EAB Grants Remand of Proposed Brady Twp. Disposal Injection Well Permit

WASHINGTON, D.C. – The Environmental Appeals Board (EAB) has granted a motion from the federal Environmental Protection Agency (EPA) for the voluntary remand to allow reconsideration of a permit decision for a proposed disposal injection well in Brady Township.

Windfall Oil & Gas of Falls Creek has proposed a frack/brine fluid disposal injection well to be located on Highland Street Extension in Brady Township.  Frank Zelman is the landowner and lease holder with Windfall Oil & Gas.

In Pennsylvania, a Class 2 disposal injection well requires an EPA Underground Injection Control (UIC) permit. It also requires a state Department of Environmental Protection (DEP) well drilling permit.

On Feb. 14, the EPA issued Windfall Oil & Gas its UIC permit for its proposed disposal injection well. However, Windfall Oil & Gas cannot begin drilling until the EPA finalizes the UIC permit and it also receives its DEP drilling permit.

The EAB received 57 petitions requesting review of the UIC permit. On May 15, the EPA filed a motion requesting a voluntary remand of the permit “to reconsider the comments submitted during the public hearing and comment period and to assure that the substantive and procedural requirements” were met.

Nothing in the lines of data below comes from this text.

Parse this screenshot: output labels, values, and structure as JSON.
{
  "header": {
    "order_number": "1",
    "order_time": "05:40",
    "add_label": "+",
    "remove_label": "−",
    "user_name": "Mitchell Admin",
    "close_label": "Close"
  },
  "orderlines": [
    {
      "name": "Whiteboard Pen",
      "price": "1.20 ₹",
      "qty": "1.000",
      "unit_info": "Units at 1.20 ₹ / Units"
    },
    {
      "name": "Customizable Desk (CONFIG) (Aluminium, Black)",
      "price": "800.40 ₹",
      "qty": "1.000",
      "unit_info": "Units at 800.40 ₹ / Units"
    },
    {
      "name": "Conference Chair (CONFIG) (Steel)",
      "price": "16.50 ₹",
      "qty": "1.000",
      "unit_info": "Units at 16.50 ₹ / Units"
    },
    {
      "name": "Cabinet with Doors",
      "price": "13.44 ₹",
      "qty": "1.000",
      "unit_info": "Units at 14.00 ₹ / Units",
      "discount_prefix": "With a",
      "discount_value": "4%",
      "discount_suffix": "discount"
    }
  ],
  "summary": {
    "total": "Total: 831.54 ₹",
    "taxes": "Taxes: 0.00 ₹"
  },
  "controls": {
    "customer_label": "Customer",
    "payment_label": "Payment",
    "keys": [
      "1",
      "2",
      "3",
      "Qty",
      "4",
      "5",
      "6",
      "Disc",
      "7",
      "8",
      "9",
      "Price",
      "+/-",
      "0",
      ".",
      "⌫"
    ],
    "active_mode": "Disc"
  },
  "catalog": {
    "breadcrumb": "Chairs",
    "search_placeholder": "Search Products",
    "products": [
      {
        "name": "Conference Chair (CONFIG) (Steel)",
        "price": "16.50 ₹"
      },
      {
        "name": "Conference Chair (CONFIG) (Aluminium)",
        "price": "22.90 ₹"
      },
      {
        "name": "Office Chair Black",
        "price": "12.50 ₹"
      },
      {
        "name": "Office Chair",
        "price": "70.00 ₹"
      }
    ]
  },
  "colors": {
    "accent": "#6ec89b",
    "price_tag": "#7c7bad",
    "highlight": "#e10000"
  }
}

In its motion, the EPA explained that upon review of the administrative record, it determined that “certain public comments were not fully addressed or considered during the permit decision” and that “there are factual mistakes in the Response to Comments document.” The EPA stated its plans to correct its errors and to reconsider the public comments and then “decide whether to reissue the permit, draft a new permit for public comment or deny the permit.”

Upon discussion the EAB granted the remand request, stating “a voluntary remand is generally available where the permitting authority has decided to make a substantive change to one or more permit conditions, or otherwise wishes to reconsider some element of the permit decision before reissuing the permit.” The EAB emphasized it “typically grants a motion [for remand] where the movant shows good cause for its request and/or granting the motion makes sense from an administrative or judicial efficiency standpoint.”

According to the EAB order, the EPA clearly expressed its intent to reconsider its decision on the permit. In its order, the EAB stated that administrative efficiency will be served by allowing the EPA to reconsider its permit decision. The EAB also noted that none of the petitioners opposed the EPA’s motion.

“For all of these reasons, the board agrees that a remand for reconsideration of the permit decision is appropriate,” the EAB stated. “If upon reconsideration, the [EPA] determines that a new draft permit should be issued or that significant conditions of the permit should be changed, it must provide an additional public comment opportunity under the applicable public participation procedures.”

In addition, the EAB stated that regardless of whether reopening is compelled by requirements, the EPA must determine whether “substantial new questions concerning a permit” merit an additional opportunity for public comment.

By granting the motion for remand, the EAB accordingly dismissed the UIC appeal challenging the EPA’s Feb. 14 permit decision. After reconsideration, the EAB stated the EPA must issue a new final permit decision, which petitioners may challenge to preserve the option of seeking judicial review of the EPA’s action on the proposed Windfall permit application.

The EAB stated that petitions for review must be filed within 30 days after the EPA serves its notice of the revised permit decision.